Article V(1) of the Estate Duty Treaty uses the term “regulate”. HMRC cannot therefore use that provision to claim IHT on transfers of value under the French succession when English law does not regulate the French transfer.

As the overseas will, albeit opting for the law of the nationality -British- is effectively governed but also de facto regulated by the Regulation (not, I stress a mere directive), it need not be placed upon the altar of the Probate Court to obtain a Grant to render it effective say in France. I will not go any further into the relative simplicity of rendering an English law will effective in France under the Regulation, but it does not involve any form of Probate or the appointment of an executor or, in the case of an intestacy a Personal Representative. That is dealt with by the Regulation, which is not part of the law of any part of the United Kingdom. The dispositive document by which the disposition referred to in Article V(1) of the Estate Duty Treaty of 1963 is effected is not the EU will, it is the certificat de notoriété, which is a French, not a “GB” disposition. The Will is not “regulated” in the sense of the Treaty by English law, but, now, by the Regulation, which is now part of French law by virtue of direct effect and direct applicability. The overseas will (EU will) itself does not go through the administration provided for in the Administration of Estates Act 1925, and is not “regulated” by it. The Will would be under the jurisdiction of here the putative French court and is implemented by the heirs and legatees under French principles.

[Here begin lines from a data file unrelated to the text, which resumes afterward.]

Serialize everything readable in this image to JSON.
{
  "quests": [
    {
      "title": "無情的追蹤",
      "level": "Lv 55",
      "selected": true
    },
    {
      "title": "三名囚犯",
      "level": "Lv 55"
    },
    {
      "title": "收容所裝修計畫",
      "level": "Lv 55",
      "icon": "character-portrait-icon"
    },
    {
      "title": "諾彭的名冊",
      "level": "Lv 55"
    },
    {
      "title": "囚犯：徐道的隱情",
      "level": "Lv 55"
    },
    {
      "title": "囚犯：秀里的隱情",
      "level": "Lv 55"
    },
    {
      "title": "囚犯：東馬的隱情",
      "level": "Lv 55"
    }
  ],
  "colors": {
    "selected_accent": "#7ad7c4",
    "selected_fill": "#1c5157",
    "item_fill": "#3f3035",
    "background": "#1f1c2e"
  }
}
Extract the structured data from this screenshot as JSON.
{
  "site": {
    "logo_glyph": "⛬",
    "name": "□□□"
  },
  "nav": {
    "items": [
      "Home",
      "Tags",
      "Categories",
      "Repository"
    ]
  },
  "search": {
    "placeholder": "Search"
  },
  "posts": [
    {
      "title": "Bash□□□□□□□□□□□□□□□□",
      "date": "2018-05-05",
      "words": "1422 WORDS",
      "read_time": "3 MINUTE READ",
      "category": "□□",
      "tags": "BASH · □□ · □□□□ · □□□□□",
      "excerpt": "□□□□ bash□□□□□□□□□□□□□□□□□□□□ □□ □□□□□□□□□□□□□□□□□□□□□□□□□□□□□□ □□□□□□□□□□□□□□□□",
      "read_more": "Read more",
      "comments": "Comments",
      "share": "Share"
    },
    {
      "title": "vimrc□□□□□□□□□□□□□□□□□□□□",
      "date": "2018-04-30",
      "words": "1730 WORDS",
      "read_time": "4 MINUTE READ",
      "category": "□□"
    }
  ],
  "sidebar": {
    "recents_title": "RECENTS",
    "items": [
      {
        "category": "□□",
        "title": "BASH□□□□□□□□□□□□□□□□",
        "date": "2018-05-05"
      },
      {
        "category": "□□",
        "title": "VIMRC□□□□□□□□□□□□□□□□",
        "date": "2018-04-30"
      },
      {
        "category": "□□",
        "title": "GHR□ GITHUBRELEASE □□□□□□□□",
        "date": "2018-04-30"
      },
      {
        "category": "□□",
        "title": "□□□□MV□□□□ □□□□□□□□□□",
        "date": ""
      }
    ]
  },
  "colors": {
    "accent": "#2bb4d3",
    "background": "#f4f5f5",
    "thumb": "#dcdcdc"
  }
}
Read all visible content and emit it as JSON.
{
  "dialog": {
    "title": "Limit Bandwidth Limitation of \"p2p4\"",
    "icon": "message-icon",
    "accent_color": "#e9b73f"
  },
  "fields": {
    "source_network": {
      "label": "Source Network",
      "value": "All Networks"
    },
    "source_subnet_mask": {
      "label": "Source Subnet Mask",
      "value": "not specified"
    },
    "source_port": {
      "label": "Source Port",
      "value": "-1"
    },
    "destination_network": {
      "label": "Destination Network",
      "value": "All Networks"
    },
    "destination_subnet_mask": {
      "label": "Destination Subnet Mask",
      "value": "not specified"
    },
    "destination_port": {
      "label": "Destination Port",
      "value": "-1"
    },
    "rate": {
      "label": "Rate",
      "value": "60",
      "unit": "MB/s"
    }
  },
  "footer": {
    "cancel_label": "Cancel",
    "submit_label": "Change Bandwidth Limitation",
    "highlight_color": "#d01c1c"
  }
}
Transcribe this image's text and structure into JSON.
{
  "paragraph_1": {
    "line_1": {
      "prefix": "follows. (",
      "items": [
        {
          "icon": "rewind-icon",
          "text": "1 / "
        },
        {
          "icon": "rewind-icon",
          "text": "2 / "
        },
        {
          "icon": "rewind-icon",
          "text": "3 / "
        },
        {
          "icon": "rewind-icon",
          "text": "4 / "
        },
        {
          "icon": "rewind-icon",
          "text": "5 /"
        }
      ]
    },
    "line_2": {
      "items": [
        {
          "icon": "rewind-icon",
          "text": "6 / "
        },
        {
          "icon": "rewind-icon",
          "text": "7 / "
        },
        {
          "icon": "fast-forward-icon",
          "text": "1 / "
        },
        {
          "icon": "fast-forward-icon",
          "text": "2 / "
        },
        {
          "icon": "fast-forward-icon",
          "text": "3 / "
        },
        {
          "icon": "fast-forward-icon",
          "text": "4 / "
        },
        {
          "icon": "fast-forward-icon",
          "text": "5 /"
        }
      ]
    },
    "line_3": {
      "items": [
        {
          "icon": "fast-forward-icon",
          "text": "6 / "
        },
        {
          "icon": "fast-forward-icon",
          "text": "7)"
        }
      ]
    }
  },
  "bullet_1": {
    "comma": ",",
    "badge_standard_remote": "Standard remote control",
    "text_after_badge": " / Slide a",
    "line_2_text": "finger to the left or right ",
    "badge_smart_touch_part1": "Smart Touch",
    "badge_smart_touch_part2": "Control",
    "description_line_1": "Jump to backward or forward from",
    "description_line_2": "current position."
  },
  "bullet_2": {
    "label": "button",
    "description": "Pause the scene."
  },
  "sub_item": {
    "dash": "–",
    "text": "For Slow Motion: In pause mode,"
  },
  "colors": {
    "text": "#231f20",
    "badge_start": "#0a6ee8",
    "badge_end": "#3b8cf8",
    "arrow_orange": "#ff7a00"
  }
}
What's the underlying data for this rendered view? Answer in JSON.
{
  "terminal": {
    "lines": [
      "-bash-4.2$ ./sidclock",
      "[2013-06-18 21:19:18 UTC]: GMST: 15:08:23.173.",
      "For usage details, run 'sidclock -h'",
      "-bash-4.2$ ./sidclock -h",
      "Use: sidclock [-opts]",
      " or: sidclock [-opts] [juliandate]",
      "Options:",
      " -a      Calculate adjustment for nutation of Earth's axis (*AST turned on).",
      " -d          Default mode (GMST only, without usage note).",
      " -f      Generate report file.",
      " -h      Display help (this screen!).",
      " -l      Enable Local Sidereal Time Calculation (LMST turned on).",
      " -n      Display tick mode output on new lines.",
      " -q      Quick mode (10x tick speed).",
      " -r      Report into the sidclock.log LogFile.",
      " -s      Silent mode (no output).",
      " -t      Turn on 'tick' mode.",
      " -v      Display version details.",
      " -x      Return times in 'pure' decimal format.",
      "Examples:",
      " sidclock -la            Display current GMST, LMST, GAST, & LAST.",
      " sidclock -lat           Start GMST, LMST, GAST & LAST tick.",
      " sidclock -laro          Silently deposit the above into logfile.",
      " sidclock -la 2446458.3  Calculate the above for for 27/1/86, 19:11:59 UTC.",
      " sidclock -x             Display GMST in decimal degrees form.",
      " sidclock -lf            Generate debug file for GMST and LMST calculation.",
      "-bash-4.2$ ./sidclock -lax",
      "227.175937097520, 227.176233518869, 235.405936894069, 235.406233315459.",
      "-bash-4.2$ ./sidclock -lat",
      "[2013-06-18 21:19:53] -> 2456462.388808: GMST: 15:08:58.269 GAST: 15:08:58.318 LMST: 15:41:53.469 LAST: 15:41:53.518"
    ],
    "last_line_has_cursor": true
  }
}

I do not think that Article 1 of the Regulation can be used as a unique shield against HMRC or the lack of dispositive jurisdiction of Probate Court, but it is worth setting out:
“1. This Regulation shall apply to succession to the estates of deceased persons. It shall not apply to revenue, customs or administrative matters.”

Where Regulation (EU) n°650/2012 is useful is that its article 4 lays down the general jurisdiction of the Court in the EU which rules on (i.e. regulates) the succession:

“Article 4
General jurisdiction
The courts of the Member State in which the deceased had his habitual residence at the time of death shall have jurisdiction to rule on the succession as a whole.” All article 22 does is to enable a choice of governing law of the nationality of the testator.

In other terms, if the deceased was habitually resident in France at the time of his death, he satisfies both the French fiscal definition, the Treaty tie-breaker clause, and the jurisdictional requirement of the Regulation. Whilst the French succession and the French Courts will apply the law of the nationality if a valid option is exercised , it does so within its jurisdiction, not within that of England and Wales, as you appear to be implying.

Articles 6 and 7 do not apply as the UK is no longer a Member State and it is arguable that they never did.

Put in simple terms, if properly documented, it is the French court that deals with the succession under the Regulation, including the effective disposition or devolution, not the English Courts. HMRC will simply not get within sniffing distance of being able to assert jurisdiction under article V(1).

This is not an opinion. If you wish it to to be made into one, please let me know.

Peter Harris
www.overseaschambers.com

Thank you Peter for the detailed response. Appreciated.